$600,000 Grant Part of $66 Million Grants and Programs Investment
DALLAS – August 16, 2011 – University of Alabama at Birmingham scientists will try to determine whether a gene involved in several other cancers also plays a role in the growth and spread of breast cancer, with research funding announced today by Susan G. Komen for the Cure®.
The $600,000 grant to UAB is part of Komen for the Cure’s $66 million investment in new research, patient support and scientific conferences in 2011. Komen has spent more than $685 million for breast cancer research in its 29 years, making it the largest non-profit funder of breast cancer research outside of the federal government.
“Our research investments are geared to bringing results to the table – and soon – for the most difficult questions remaining in breast cancer,” said Ambassador Nancy G. Brinker, founder and CEO of Susan G. Komen for the Cure.
UAB scientists, led by Andra Frost, M.D., will try to determine if an oncogene (a gene that has the potential to cause cancer) called Gli1, known to help drive the progression of colon, pancreas, skin and prostate cancers, may also be responsible for the spread of breast cancer.
“This grant may guide our understanding of how and why cancers spread, and lead to more effective treatment strategies,” said Komen President Elizabeth Thompson. “This ties squarely to our mission to fund cutting-edge breast cancer research along the entire cancer continuum – from prevention to early diagnostics, disparities in outcomes, more effective treatments, and answers for aggressive and metastatic disease.”

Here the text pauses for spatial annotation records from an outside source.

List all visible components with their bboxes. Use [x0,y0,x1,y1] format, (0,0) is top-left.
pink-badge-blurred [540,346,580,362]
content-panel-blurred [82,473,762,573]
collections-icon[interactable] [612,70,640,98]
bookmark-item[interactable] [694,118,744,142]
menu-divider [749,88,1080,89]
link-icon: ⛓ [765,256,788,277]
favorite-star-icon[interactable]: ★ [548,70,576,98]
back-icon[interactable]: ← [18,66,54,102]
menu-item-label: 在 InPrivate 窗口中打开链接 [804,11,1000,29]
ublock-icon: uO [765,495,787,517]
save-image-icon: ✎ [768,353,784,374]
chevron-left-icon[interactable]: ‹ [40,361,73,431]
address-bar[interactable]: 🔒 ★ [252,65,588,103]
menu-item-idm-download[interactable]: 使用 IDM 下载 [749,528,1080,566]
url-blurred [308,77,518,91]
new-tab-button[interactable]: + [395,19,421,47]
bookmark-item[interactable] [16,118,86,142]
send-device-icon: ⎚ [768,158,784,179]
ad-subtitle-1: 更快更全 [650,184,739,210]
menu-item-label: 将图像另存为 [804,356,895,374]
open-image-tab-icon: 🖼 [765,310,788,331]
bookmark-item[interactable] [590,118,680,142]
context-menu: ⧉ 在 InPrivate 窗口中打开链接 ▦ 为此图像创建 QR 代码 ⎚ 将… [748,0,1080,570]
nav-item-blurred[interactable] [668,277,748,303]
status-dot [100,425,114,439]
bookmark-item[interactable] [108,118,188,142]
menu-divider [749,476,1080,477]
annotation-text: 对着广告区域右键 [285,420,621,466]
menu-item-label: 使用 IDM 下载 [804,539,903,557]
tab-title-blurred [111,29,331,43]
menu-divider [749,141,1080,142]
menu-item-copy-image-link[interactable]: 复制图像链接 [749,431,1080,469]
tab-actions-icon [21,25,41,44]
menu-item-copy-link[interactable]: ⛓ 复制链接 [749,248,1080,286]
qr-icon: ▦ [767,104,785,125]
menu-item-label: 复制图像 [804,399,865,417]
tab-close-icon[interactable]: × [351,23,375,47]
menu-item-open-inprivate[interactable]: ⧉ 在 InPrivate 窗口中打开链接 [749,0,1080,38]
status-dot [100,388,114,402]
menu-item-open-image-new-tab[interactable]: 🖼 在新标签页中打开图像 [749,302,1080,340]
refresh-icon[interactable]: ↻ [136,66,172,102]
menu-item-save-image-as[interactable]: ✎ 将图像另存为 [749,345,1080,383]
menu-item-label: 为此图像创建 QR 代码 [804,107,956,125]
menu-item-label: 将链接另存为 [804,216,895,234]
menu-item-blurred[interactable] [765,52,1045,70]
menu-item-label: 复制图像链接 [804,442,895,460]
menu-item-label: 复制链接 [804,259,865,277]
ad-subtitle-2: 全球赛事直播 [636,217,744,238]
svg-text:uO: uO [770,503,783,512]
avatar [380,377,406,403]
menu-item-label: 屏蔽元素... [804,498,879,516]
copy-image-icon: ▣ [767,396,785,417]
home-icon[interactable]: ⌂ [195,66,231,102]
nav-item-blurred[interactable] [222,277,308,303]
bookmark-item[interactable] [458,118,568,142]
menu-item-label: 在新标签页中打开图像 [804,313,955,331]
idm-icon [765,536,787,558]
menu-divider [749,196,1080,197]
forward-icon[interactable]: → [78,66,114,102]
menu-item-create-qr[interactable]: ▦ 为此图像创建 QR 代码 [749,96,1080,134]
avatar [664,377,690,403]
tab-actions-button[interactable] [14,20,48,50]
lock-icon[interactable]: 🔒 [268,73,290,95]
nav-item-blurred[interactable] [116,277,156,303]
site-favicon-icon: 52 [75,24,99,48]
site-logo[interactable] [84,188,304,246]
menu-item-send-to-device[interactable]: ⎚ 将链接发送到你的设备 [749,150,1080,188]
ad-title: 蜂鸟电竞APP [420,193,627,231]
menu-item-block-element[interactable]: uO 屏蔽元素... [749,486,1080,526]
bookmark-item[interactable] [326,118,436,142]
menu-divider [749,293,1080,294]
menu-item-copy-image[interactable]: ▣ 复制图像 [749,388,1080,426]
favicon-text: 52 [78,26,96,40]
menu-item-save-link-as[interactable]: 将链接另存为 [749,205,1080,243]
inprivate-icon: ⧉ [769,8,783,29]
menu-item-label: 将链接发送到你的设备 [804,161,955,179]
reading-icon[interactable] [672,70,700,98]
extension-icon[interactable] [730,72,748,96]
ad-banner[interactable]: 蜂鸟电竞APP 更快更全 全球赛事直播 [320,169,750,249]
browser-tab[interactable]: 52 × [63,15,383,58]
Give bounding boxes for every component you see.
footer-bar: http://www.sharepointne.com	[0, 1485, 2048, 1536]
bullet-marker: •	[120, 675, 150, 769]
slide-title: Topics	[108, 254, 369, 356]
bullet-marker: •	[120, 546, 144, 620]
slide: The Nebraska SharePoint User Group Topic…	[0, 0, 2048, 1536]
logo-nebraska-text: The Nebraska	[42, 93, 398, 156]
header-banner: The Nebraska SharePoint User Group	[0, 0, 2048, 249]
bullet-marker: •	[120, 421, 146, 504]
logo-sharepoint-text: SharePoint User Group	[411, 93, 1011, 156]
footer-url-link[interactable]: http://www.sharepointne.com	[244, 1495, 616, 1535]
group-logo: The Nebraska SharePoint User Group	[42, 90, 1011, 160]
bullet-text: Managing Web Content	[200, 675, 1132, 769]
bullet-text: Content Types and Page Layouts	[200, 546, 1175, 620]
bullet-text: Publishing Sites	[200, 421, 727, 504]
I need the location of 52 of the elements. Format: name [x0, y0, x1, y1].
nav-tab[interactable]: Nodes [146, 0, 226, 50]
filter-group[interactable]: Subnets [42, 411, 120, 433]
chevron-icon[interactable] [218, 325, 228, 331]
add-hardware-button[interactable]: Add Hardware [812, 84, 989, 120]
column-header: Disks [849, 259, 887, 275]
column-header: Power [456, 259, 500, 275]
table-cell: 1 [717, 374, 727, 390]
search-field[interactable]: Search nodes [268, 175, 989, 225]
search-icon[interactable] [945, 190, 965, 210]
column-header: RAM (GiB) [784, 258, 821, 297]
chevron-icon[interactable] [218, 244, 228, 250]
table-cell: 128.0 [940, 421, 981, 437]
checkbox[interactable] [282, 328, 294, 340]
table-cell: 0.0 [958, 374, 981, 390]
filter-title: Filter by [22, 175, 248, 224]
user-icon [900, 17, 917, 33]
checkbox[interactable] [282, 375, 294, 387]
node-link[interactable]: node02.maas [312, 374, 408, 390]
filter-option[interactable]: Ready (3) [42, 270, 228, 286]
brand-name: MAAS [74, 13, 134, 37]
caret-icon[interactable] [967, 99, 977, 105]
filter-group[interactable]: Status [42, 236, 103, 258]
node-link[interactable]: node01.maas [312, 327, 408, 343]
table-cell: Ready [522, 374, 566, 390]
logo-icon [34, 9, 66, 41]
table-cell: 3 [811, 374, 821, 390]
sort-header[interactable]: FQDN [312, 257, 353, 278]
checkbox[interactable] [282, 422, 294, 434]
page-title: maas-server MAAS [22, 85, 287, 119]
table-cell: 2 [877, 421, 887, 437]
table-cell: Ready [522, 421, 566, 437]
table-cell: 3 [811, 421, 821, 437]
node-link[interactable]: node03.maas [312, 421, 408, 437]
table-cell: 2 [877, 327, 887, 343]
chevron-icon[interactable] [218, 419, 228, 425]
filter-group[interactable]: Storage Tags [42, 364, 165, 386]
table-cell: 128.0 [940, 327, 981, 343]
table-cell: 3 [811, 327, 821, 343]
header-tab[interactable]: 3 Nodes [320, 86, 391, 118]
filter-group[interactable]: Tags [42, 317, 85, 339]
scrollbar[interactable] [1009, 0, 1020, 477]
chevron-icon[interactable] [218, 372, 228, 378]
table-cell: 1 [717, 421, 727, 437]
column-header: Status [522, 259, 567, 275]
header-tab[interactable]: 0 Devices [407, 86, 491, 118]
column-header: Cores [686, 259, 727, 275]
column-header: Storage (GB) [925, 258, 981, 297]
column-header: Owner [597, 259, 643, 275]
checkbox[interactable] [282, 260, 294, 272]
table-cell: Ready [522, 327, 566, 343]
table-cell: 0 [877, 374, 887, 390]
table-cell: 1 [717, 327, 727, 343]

The 2011 national research grants augment more than $93 million in community grants provided in local communities by Komen’s 120 Affiliates nationwide. Seventy-five percent of funds raised by Komen Affiliates stay in the community for screening, treatment, education and support programs; the rest helps fund national research programs.
“The projects we’re investing in today are critical to the momentum we’ve built during the last 30 years in our quest to understand, and ultimately solve, the many questions surrounding breast cancer,” said Eric Winer, M.D., Komen’s chief scientific advisor, chief of the Division of Women’s Cancers at Dana-Farber Cancer Institute and Professor of Medicine at Harvard University.
*All grants and awards are contingent upon receipt of a fully executed agreement.